I nodded dumbly, feeling every one of the years since the last time I saw her, at our commencement party in 1553. I was on a transport to Spain shortly after, and she went to do research work at a base under the Sahara. I heard later on that she’d had a very successful career in Italy and Algiers, but we never kept track of each other; you don’t keep track when you’re busy in the field. I never have, at least.

She lowered her eyes and played the docile maid for the mortal passengers, fetching the drab wife’s reticule and parasol from where they’d been forgotten, while the big fellow saw to their trunks. Porfirio led up the change of horses, and 1 could see him double-taking on the wife, though she looked like Miss Kansas Corn to me. She turned to him, too, and there was evidently an exchange of some kind; for as soon as the stage rattled away, leaving the three immortals there, she screamed like a steam whistle and fell on him in an embrace.

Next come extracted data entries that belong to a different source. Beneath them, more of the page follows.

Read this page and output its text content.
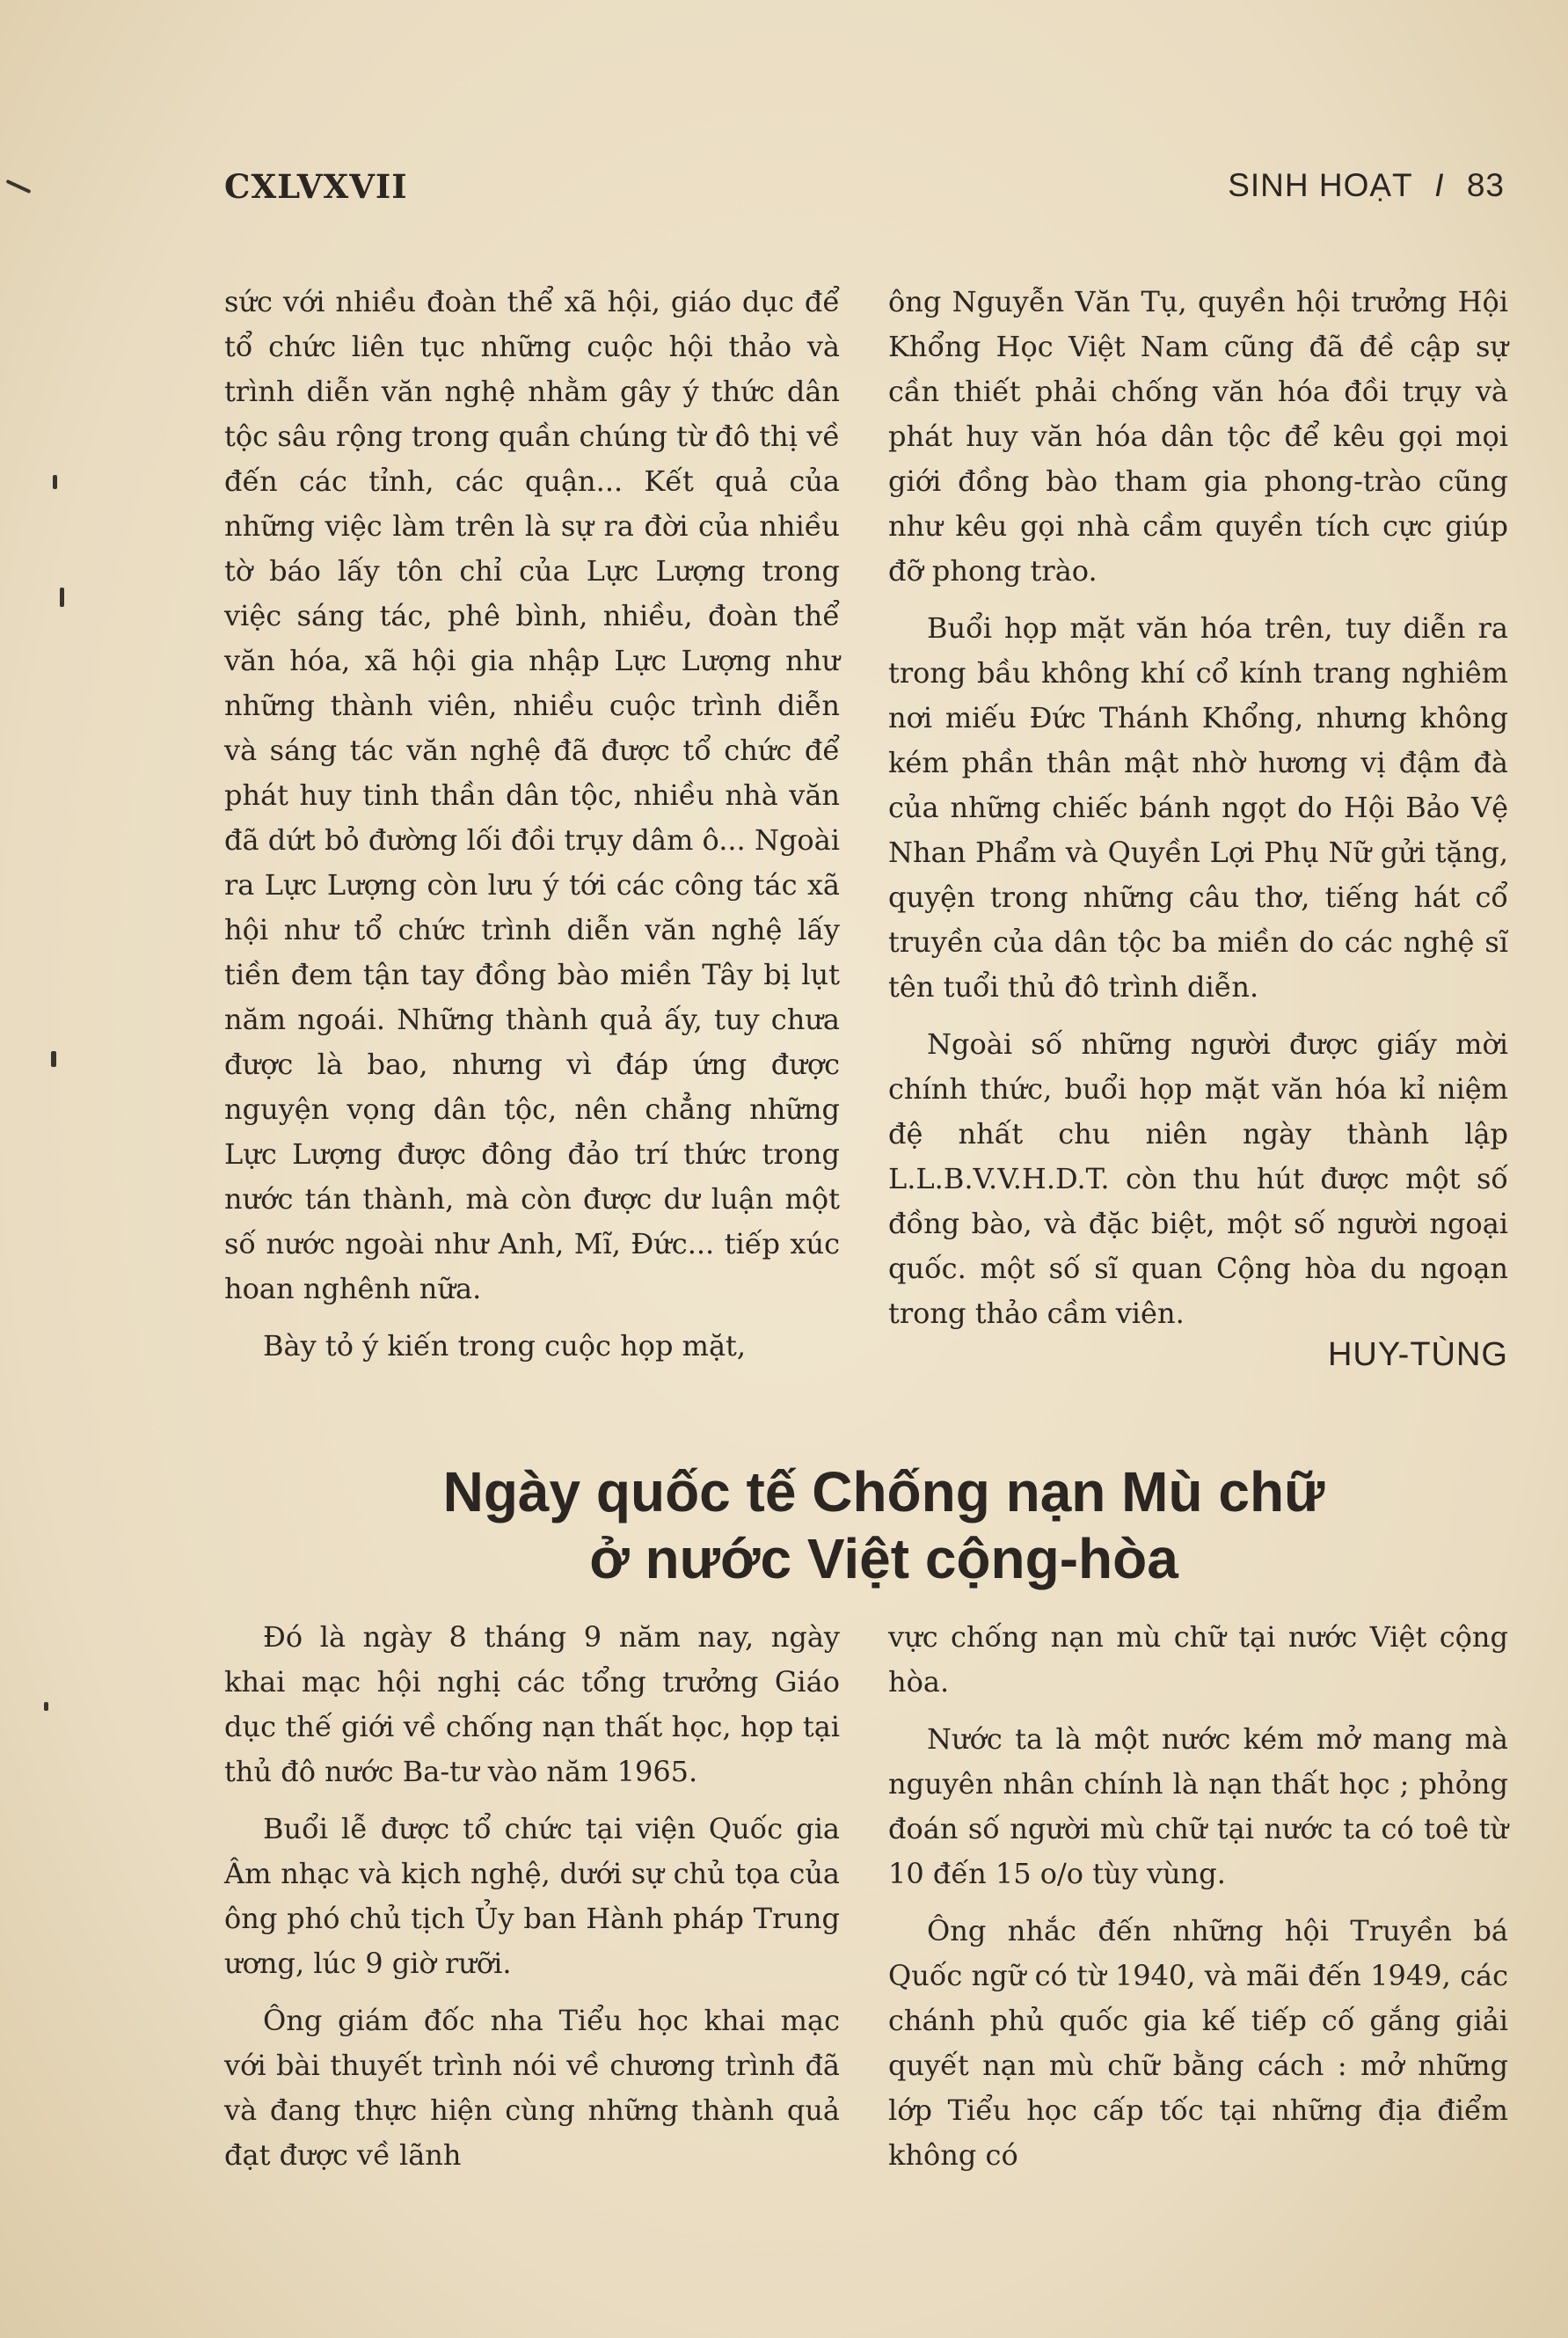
CXLVXVII	SINH HOẠT I 83

sức với nhiều đoàn thể xã hội, giáo dục để tổ chức liên tục những cuộc hội thảo và trình diễn văn nghệ nhằm gây ý thức dân tộc sâu rộng trong quần chúng từ đô thị về đến các tỉnh, các quận... Kết quả của những việc làm trên là sự ra đời của nhiều tờ báo lấy tôn chỉ của Lực Lượng trong việc sáng tác, phê bình, nhiều, đoàn thể văn hóa, xã hội gia nhập Lực Lượng như những thành viên, nhiều cuộc trình diễn và sáng tác văn nghệ đã được tổ chức để phát huy tinh thần dân tộc, nhiều nhà văn đã dứt bỏ đường lối đồi trụy dâm ô... Ngoài ra Lực Lượng còn lưu ý tới các công tác xã hội như tổ chức trình diễn văn nghệ lấy tiền đem tận tay đồng bào miền Tây bị lụt năm ngoái. Những thành quả ấy, tuy chưa được là bao, nhưng vì đáp ứng được nguyện vọng dân tộc, nên chẳng những Lực Lượng được đông đảo trí thức trong nước tán thành, mà còn được dư luận một số nước ngoài như Anh, Mĩ, Đức... tiếp xúc hoan nghênh nữa.

Bày tỏ ý kiến trong cuộc họp mặt,

ông Nguyễn Văn Tụ, quyền hội trưởng Hội Khổng Học Việt Nam cũng đã đề cập sự cần thiết phải chống văn hóa đồi trụy và phát huy văn hóa dân tộc để kêu gọi mọi giới đồng bào tham gia phong-trào cũng như kêu gọi nhà cầm quyền tích cực giúp đỡ phong trào.

Buổi họp mặt văn hóa trên, tuy diễn ra trong bầu không khí cổ kính trang nghiêm nơi miếu Đức Thánh Khổng, nhưng không kém phần thân mật nhờ hương vị đậm đà của những chiếc bánh ngọt do Hội Bảo Vệ Nhan Phẩm và Quyền Lợi Phụ Nữ gửi tặng, quyện trong những câu thơ, tiếng hát cổ truyền của dân tộc ba miền do các nghệ sĩ tên tuổi thủ đô trình diễn.

Ngoài số những người được giấy mời chính thức, buổi họp mặt văn hóa kỉ niệm đệ nhất chu niên ngày thành lập L.L.B.V.V.H.D.T. còn thu hút được một số đồng bào, và đặc biệt, một số người ngoại quốc. một số sĩ quan Cộng hòa du ngoạn trong thảo cầm viên.

HUY-TÙNG
Ngày quốc tế Chống nạn Mù chữ
ở nước Việt cộng-hòa

Đó là ngày 8 tháng 9 năm nay, ngày khai mạc hội nghị các tổng trưởng Giáo dục thế giới về chống nạn thất học, họp tại thủ đô nước Ba-tư vào năm 1965.

Buổi lễ được tổ chức tại viện Quốc gia Âm nhạc và kịch nghệ, dưới sự chủ tọa của ông phó chủ tịch Ủy ban Hành pháp Trung ương, lúc 9 giờ rưỡi.

Ông giám đốc nha Tiểu học khai mạc với bài thuyết trình nói về chương trình đã và đang thực hiện cùng những thành quả đạt được về lãnh

vực chống nạn mù chữ tại nước Việt cộng hòa.

Nước ta là một nước kém mở mang mà nguyên nhân chính là nạn thất học ; phỏng đoán số người mù chữ tại nước ta có toê từ 10 đến 15 o/o tùy vùng.

Ông nhắc đến những hội Truyền bá Quốc ngữ có từ 1940, và mãi đến 1949, các chánh phủ quốc gia kế tiếp cố gắng giải quyết nạn mù chữ bằng cách : mở những lớp Tiểu học cấp tốc tại những địa điểm không có
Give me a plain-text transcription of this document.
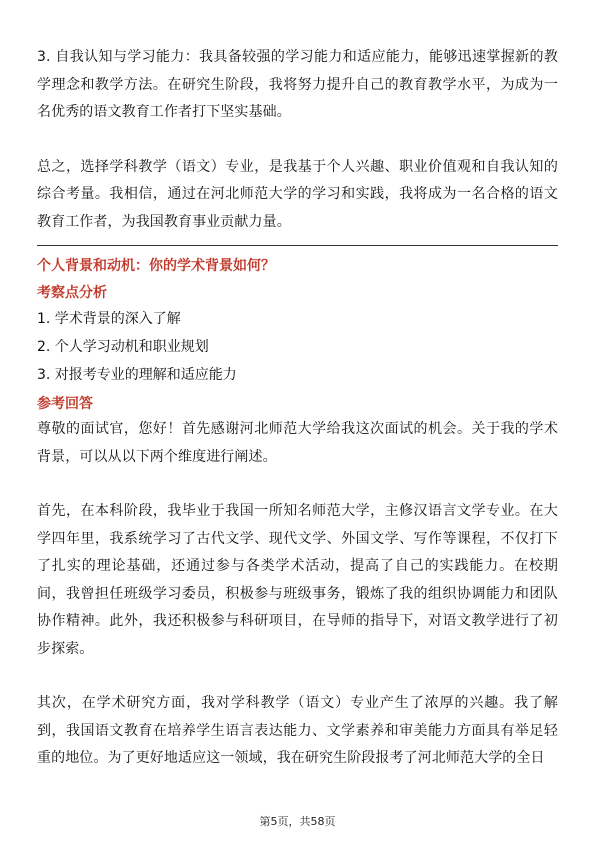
3. 自我认知与学习能力：我具备较强的学习能力和适应能力，能够迅速掌握新的教学理念和教学方法。在研究生阶段，我将努力提升自己的教育教学水平，为成为一名优秀的语文教育工作者打下坚实基础。

总之，选择学科教学（语文）专业，是我基于个人兴趣、职业价值观和自我认知的综合考量。我相信，通过在河北师范大学的学习和实践，我将成为一名合格的语文教育工作者，为我国教育事业贡献力量。

个人背景和动机：你的学术背景如何？
考察点分析
1. 学术背景的深入了解
2. 个人学习动机和职业规划
3. 对报考专业的理解和适应能力
参考回答

尊敬的面试官，您好！首先感谢河北师范大学给我这次面试的机会。关于我的学术背景，可以从以下两个维度进行阐述。

首先，在本科阶段，我毕业于我国一所知名师范大学，主修汉语言文学专业。在大学四年里，我系统学习了古代文学、现代文学、外国文学、写作等课程，不仅打下了扎实的理论基础，还通过参与各类学术活动，提高了自己的实践能力。在校期间，我曾担任班级学习委员，积极参与班级事务，锻炼了我的组织协调能力和团队协作精神。此外，我还积极参与科研项目，在导师的指导下，对语文教学进行了初步探索。

其次，在学术研究方面，我对学科教学（语文）专业产生了浓厚的兴趣。我了解到，我国语文教育在培养学生语言表达能力、文学素养和审美能力方面具有举足轻重的地位。为了更好地适应这一领域，我在研究生阶段报考了河北师范大学的全日

第5页，共58页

“Porfirio! You goddam son of a whore, you look
great!”
she said.

“Eucharia!” he said, and they staggered around and around in a prolonged hug. The big man, meanwhile, took Nancy’s hands in his
and was leaning over her, evidently murmuring anxious queries as to her well-being during the ride. She smiled and said something reassuring. He bent and kissed her face.

I gawked. You see,
he was an immortal too
. In all the years I’d worked for Dr. Zeus, I never, ever saw a pair of immortals in love with each other. I thought it just didn’t happen. Our teenaged neophytes have crushes on anything that moves, of course, but full-grown immortals put all that behind them. Don’t they? Plenty of affectionate friendships, even noisily affectionate ones like what Porfirio and the bleached-out lady from the Midwest apparently shared, but romance? No.

She was leading him by his big bear paw up the slope to me, her eyes sparkling. “Dearest,” she said to him, “allow me to present my oldest friend. Mendoza and I have known each other since we were neophytes together. How many years has it been?” She put out her arms, and we hugged. I hadn’t hugged anybody since 1700. It felt strange.